The open area consisted basically of the space at the bottom of the stairs. What was available to be seen included eight display cases of miscellaneous artifacts ranging from arrowheads to storyteller figures, the ethno-botanic garden (which is in the midst of a rehab), mural paintings from the Santa Fe Indian School and glimpses through glass doors of former exhibit halls filled with cleaned and catalogued items from the collection.
Arroyo Seco Neighborhood Council and Friends of the Southwest Museum member Ann Walnum pointed out that the dioramas of Native American life that used to line the tunnel into the museum—a feature that many Angelenos remember vividly from school trips to the museum—are still nowhere to be seen.
According to Stan Moore of the Historic Highland Park Neighborhood Council and Friends of the Southwest Museum Coalition, the reason Autry’s decision to open a bit of the Southwest on Saturdays is that the Autry was at risk of losing $6+ million in grant money if the Southwest remained locked up tightly.
Regardless of the reason for the opening, Northeast L.A. residents welcomed the opportunity to connect with friends at the local historic landmark and welcomed the experience of the day in a spirit of optimism that someday enough of the facility will be open to officially qualify the site as a museum again.
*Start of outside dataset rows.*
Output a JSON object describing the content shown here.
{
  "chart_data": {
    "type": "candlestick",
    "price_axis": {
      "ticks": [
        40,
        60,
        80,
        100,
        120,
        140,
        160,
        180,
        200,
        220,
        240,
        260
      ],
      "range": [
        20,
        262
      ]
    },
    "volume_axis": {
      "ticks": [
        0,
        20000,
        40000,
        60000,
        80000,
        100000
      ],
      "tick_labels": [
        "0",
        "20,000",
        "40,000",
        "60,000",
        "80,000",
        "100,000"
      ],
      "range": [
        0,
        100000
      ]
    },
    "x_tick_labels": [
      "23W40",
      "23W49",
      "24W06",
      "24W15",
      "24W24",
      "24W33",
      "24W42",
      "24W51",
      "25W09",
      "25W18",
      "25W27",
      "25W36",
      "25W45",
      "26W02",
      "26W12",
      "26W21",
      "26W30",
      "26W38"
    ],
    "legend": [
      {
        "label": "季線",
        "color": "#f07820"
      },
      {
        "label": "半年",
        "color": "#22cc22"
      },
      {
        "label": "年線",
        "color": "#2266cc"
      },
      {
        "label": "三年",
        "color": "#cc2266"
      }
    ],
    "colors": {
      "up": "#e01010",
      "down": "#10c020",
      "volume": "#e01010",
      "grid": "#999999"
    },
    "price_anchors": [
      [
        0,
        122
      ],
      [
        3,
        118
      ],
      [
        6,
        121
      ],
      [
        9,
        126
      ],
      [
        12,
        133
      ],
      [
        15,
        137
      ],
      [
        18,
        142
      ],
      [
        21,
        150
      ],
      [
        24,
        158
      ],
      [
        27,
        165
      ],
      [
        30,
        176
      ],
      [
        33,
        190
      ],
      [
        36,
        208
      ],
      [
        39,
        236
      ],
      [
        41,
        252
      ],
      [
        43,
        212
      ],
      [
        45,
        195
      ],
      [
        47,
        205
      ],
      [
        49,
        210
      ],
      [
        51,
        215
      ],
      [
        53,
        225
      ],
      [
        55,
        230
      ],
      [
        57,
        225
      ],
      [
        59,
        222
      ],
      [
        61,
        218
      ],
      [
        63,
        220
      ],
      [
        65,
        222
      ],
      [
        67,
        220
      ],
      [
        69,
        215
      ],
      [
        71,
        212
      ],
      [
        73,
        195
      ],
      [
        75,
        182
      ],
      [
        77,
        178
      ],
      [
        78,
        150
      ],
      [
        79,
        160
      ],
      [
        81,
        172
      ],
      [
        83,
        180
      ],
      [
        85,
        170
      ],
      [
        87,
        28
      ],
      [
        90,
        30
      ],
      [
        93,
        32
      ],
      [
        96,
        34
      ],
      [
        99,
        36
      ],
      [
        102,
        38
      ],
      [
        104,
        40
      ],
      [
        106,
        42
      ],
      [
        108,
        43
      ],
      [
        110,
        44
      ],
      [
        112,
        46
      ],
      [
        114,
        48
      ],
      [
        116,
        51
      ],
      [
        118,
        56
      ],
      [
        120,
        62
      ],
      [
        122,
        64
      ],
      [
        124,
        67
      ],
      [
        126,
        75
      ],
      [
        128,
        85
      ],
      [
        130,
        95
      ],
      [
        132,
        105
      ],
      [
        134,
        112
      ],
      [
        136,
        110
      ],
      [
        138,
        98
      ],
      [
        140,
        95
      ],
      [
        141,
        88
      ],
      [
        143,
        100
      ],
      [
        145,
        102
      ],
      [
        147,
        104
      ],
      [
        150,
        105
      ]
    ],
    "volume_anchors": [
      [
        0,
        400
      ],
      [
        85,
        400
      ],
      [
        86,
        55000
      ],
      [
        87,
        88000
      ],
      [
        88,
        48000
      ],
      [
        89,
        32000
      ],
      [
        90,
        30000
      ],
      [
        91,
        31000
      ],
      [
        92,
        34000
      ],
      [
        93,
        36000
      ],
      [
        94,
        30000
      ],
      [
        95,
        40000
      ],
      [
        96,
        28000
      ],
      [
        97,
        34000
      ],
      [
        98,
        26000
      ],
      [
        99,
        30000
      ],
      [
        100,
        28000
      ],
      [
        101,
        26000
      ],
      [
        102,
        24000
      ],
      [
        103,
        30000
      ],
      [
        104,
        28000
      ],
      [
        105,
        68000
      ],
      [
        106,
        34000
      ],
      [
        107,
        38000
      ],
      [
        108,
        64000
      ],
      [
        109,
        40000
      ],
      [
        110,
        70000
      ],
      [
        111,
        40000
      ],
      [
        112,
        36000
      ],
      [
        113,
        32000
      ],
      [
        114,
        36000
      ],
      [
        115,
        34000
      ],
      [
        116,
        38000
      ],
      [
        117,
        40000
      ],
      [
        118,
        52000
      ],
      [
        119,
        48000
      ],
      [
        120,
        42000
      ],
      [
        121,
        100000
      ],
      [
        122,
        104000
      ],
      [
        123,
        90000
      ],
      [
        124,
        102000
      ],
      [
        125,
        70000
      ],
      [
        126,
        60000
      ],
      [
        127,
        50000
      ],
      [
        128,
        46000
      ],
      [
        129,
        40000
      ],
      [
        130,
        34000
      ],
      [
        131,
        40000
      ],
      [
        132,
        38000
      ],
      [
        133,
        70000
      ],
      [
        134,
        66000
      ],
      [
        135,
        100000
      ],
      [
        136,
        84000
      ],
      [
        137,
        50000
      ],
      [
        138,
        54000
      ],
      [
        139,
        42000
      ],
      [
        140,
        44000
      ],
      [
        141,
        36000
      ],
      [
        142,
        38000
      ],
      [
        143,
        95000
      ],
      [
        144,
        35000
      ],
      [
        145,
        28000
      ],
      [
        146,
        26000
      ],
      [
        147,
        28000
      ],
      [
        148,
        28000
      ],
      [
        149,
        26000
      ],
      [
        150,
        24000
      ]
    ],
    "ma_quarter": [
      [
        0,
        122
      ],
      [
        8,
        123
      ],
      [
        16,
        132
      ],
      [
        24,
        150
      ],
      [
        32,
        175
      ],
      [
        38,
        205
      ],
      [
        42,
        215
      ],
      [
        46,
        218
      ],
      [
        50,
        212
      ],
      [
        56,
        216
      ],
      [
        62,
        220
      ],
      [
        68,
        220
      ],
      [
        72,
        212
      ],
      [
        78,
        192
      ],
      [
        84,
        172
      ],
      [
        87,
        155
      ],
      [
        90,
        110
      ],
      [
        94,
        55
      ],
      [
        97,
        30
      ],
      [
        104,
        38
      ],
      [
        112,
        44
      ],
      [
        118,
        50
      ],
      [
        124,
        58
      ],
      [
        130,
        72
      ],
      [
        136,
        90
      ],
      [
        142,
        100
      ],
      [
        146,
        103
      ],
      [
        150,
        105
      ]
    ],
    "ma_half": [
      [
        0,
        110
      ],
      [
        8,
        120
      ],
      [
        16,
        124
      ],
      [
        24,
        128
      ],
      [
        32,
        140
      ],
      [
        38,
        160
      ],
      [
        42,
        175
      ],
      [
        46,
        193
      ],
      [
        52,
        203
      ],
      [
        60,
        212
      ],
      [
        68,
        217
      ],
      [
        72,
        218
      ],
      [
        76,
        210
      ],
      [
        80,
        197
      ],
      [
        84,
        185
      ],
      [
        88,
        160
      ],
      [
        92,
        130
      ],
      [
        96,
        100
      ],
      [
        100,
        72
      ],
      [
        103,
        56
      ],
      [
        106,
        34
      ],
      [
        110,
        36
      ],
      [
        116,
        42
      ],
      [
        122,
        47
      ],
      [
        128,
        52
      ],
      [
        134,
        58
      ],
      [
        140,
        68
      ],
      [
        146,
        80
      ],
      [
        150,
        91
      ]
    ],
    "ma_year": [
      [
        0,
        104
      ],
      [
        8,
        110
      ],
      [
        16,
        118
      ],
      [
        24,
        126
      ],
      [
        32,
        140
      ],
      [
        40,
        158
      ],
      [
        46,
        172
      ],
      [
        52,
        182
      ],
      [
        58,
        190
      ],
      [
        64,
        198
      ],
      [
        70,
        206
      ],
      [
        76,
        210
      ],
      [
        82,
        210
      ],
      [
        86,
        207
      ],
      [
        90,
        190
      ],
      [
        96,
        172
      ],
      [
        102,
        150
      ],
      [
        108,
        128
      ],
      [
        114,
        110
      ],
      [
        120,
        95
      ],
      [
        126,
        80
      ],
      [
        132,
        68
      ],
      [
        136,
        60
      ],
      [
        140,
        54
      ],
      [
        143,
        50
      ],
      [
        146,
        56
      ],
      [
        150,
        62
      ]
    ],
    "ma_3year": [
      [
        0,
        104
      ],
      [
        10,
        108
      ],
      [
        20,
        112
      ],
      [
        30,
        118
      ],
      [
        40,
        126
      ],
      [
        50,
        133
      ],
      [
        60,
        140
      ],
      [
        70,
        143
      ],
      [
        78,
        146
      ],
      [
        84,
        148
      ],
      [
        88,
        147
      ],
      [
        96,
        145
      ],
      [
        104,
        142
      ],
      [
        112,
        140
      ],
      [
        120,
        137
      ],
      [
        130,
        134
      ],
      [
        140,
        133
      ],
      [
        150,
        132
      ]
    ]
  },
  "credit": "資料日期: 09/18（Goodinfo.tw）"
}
In other Southwest Museum news, a ruling on a court case brought against the City of Los Angeles by the Mount Washington Homeowners Alliance and the Highland Park Heritage Trust is expected June 21. However, the judge has already indicated that the ruling will not go well for the community organizations. Spokespeople for the organizations are not commenting for the time being, as the ruling is not final, and as they have not yet had the opportunity to read the full decision.
The two organizations contend that a state-funded Autry renovation, undertaken in large part to display Southwest museum artifacts in Griffith Park, is subject to environmental review under the California Environmental Quality Act (CEQA). Neither the Los Angeles City Council nor the City’s Recreation and Parks Commissioners deemed a CEQA review to be necessary as they gave the go ahead to the Autry remodel on city parkland.
The review process, if required, would have led to a thorough vetting of a variety of impacts of the project on its local area and would have required putting forth alternatives to the remodel, including the possibility of maintaining the Southwest Museum as the collection’s home, an alternative deemed reasonable by noted preservation architect Brenda Levin at the time of the merger. The law suit accused the Autry of attempting to bury the Southwest Museum name–an action contrary to promises the Autry made in the 2003 merger agreement and contrary to the City’s own Northeast Los Angeles Community Plan. The case was filed in July of last year.